Ce qui m’a frappée, moi, c’est un bout de phrase. Quelques mots parmi tant d’autres, au détour d’un chapitre presque sec, qui m’ont arrêté net: «[…] nous prenons plaisir à contempler les images les plus exactes de choses dont la vue nous est pénible dans la réalité, comme les formes d’animaux les plus méprisés et des cadavres.» Ça m’a fait quelque chose. Parce que c’est vrai. Terriblement vrai. Et je me suis demandé pourquoi on a de la difficulté à le voir aussi clairement. Pourquoi on écoute des histoires tristes en boucle. Pourquoi on écrit, souvent, sur nos douleurs. Sur nos peines d’amour. Sur nos départs. Sur nos pertes.

«L’École d’Athènes» de Raphaël (1509-1510). Une fresque dédiée au savoir et à la philosophie où dominent deux personnages centraux, Platon et Aristote, entourés des penseurs de l’antiquité classique.
Peut-être parce que l’image exacte d’un cadavre, c’est parfois ce qu’il nous faut pour continuer à marcher. Pour se souvenir. Pour se reconnaître.
Aristote, dans toute sa rigueur analytique, laisse peu de place à l’improvisation. Il affirme que les caractères doivent répondre à quatre critères essentiels: 1. Le bon; peu importe le statut ou le genre du personnage. Oui, même une femme ou un esclave peuvent être bons, bien que, et c’est là qu’on accroche un peu, il précise que le premier genre est inférieur et le second tout à fait bas. 2. La convenance; c’est-à-dire qu’il est impossible qu’un personnage féminin soit viril ou intelligent, que cela ne lui convienne pas forcément. Voilà une ligne qui, en 2025, fait grincer des dents, mais qui témoigne aussi du temps et des biais de l’auteur. 3. La ressemblance, ou l’art de créer un personnage qui semble vrai, crédible, habité. 4. La cohérence, parce qu’un personnage doit évoluer en restant lui-même, même au cœur de la tempête.

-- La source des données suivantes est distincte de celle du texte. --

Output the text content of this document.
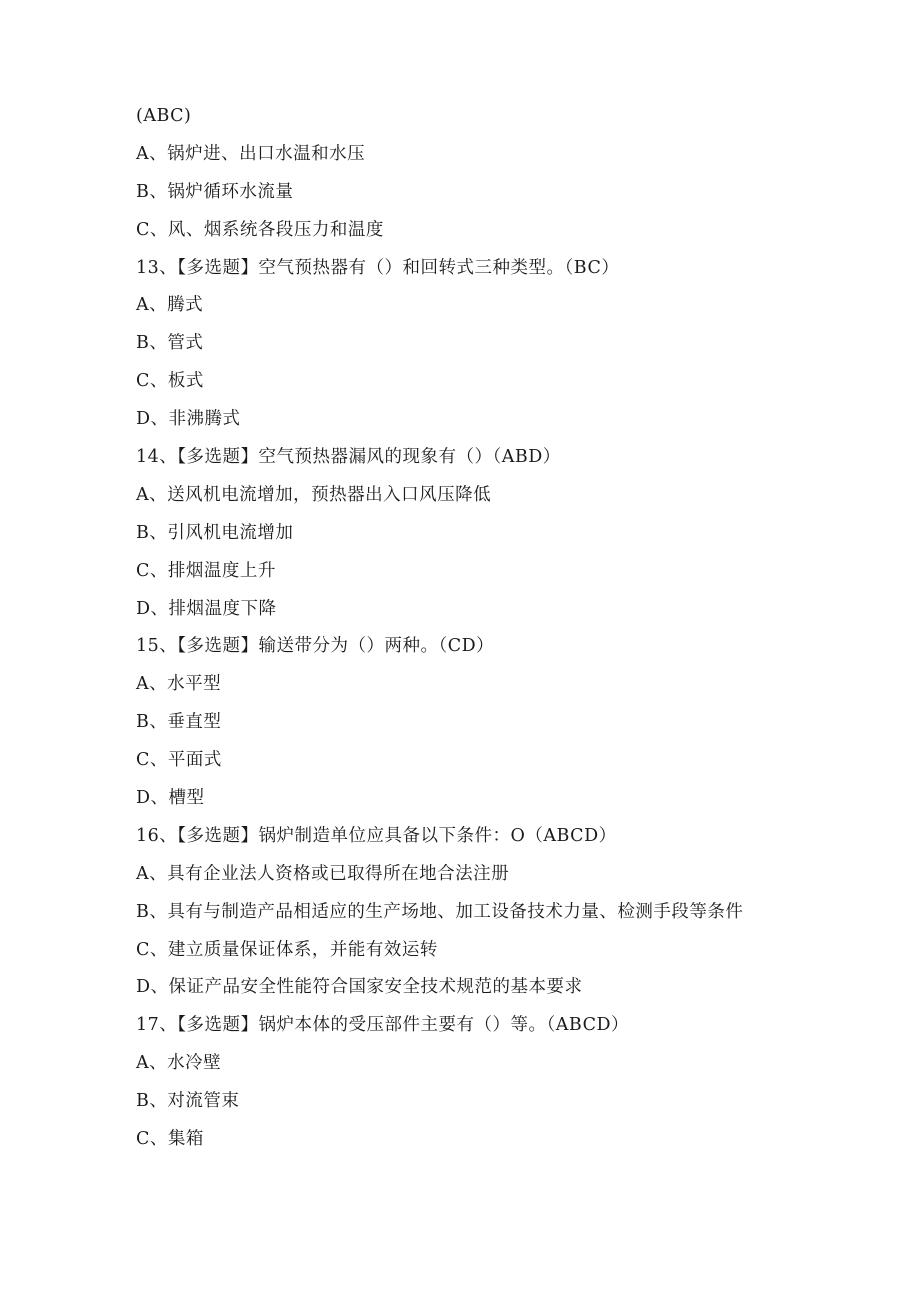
(ABC)
A、锅炉进、出口水温和水压
B、锅炉循环水流量
C、风、烟系统各段压力和温度
13、【多选题】空气预热器有（）和回转式三种类型。（BC）
A、腾式
B、管式
C、板式
D、非沸腾式
14、【多选题】空气预热器漏风的现象有（）（ABD）
A、送风机电流增加，预热器出入口风压降低
B、引风机电流增加
C、排烟温度上升
D、排烟温度下降
15、【多选题】输送带分为（）两种。（CD）
A、水平型
B、垂直型
C、平面式
D、槽型
16、【多选题】锅炉制造单位应具备以下条件：O（ABCD）
A、具有企业法人资格或已取得所在地合法注册
B、具有与制造产品相适应的生产场地、加工设备技术力量、检测手段等条件
C、建立质量保证体系，并能有效运转
D、保证产品安全性能符合国家安全技术规范的基本要求
17、【多选题】锅炉本体的受压部件主要有（）等。（ABCD）
A、水冷壁
B、对流管束
C、集箱
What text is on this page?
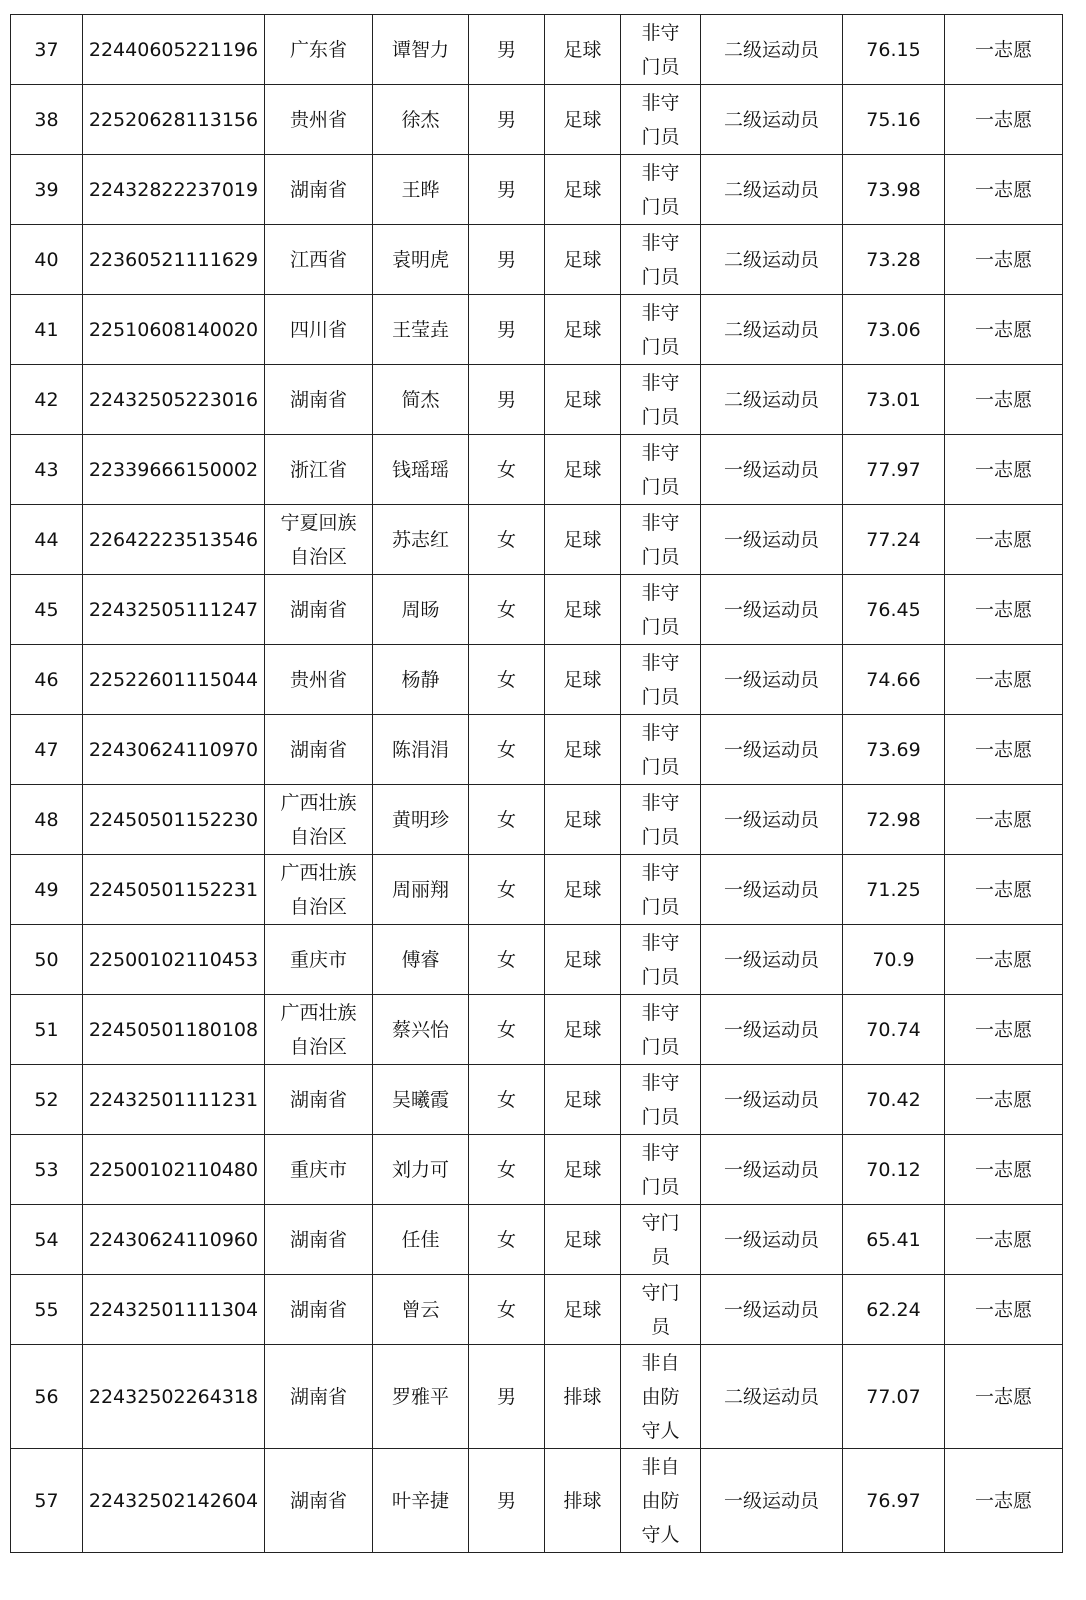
37	22440605221196	广东省	谭智力	男	足球	非守门员	二级运动员	76.15	一志愿
38	22520628113156	贵州省	徐杰	男	足球	非守门员	二级运动员	75.16	一志愿
39	22432822237019	湖南省	王晔	男	足球	非守门员	二级运动员	73.98	一志愿
40	22360521111629	江西省	袁明虎	男	足球	非守门员	二级运动员	73.28	一志愿
41	22510608140020	四川省	王莹垚	男	足球	非守门员	二级运动员	73.06	一志愿
42	22432505223016	湖南省	简杰	男	足球	非守门员	二级运动员	73.01	一志愿
43	22339666150002	浙江省	钱瑶瑶	女	足球	非守门员	一级运动员	77.97	一志愿
44	22642223513546	宁夏回族自治区	苏志红	女	足球	非守门员	一级运动员	77.24	一志愿
45	22432505111247	湖南省	周旸	女	足球	非守门员	一级运动员	76.45	一志愿
46	22522601115044	贵州省	杨静	女	足球	非守门员	一级运动员	74.66	一志愿
47	22430624110970	湖南省	陈涓涓	女	足球	非守门员	一级运动员	73.69	一志愿
48	22450501152230	广西壮族自治区	黄明珍	女	足球	非守门员	一级运动员	72.98	一志愿
49	22450501152231	广西壮族自治区	周丽翔	女	足球	非守门员	一级运动员	71.25	一志愿
50	22500102110453	重庆市	傅睿	女	足球	非守门员	一级运动员	70.9	一志愿
51	22450501180108	广西壮族自治区	蔡兴怡	女	足球	非守门员	一级运动员	70.74	一志愿
52	22432501111231	湖南省	吴曦霞	女	足球	非守门员	一级运动员	70.42	一志愿
53	22500102110480	重庆市	刘力可	女	足球	非守门员	一级运动员	70.12	一志愿
54	22430624110960	湖南省	任佳	女	足球	守门员	一级运动员	65.41	一志愿
55	22432501111304	湖南省	曾云	女	足球	守门员	一级运动员	62.24	一志愿
56	22432502264318	湖南省	罗雅平	男	排球	非自由防守人	二级运动员	77.07	一志愿
57	22432502142604	湖南省	叶辛捷	男	排球	非自由防守人	一级运动员	76.97	一志愿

Et à travers tout ça, Aristote insiste sur une idée qui, aujourd’hui, semble d’une limpidité désarmante: il n’y a que deux raisons pour lesquelles tout arrive. Elles arrivent à cause de (…) ou à la suite de (…). On oublie trop souvent cette nuance. Dans la vie, dans nos relations, dans notre manière d’analyser ce qui nous arrive. Tout ne se tient pas comme une chaîne logique. Ce n’est pas parce que quelque chose suit un évènement qu’il en est la cause.
Cette phrase nous ramène à tant de discussions, tant de regrets, tant de confusions dans nos propres histoires. Des moments où nous croyons que les choses sont liées, où l’on tire des conclusions hâtives, alors qu’il n’y a que la chronologie. Pas la causalité.
Aristote écrit aussi que l’art poétique, c’est l’affaire de deux types de gens: ceux qui sont naturellement doués, et ceux qui sont en proie au délire. Les uns sont malléables, ouverts, capables d’adapter leur regard. Les autres sont habités, submergés, comme possédés par une nécessité d’écrire ou de représenter ce qui les traverse. Ceux qui possèdent des carnets pleins de ratures et traversent parfois des nuits sans sommeil à hercher les mots justes se classent dans la deuxième catégorie.
Impossible de ne pas mentionner l’ironie profonde qu’il y a à lire Aristote dans une langue qui, selon lui, trahit son propos. Il critique cette idée que le féminin puisse se construire d’un simple ajout d’une lettre, ce qui est exactement le cas en français. Comme si le langage lui-même, dans notre version du texte, portait une vision du monde trop simpliste, trop réductrice. Comme si notre manière de parler nous empêchait déjà de penser juste.
Lire Poétique, c’est accepter de ne pas tout comprendre du premier coup. C’est accepté d’être ébranlé. C’est aussi se rappeler que, derrière chaque tragédie digne de ce nom, il y a du plaisir, de la peur, de la pitié, et surtout, une volonté de comprendre.
Et si comprendre, c’était déjà commencer à guérir?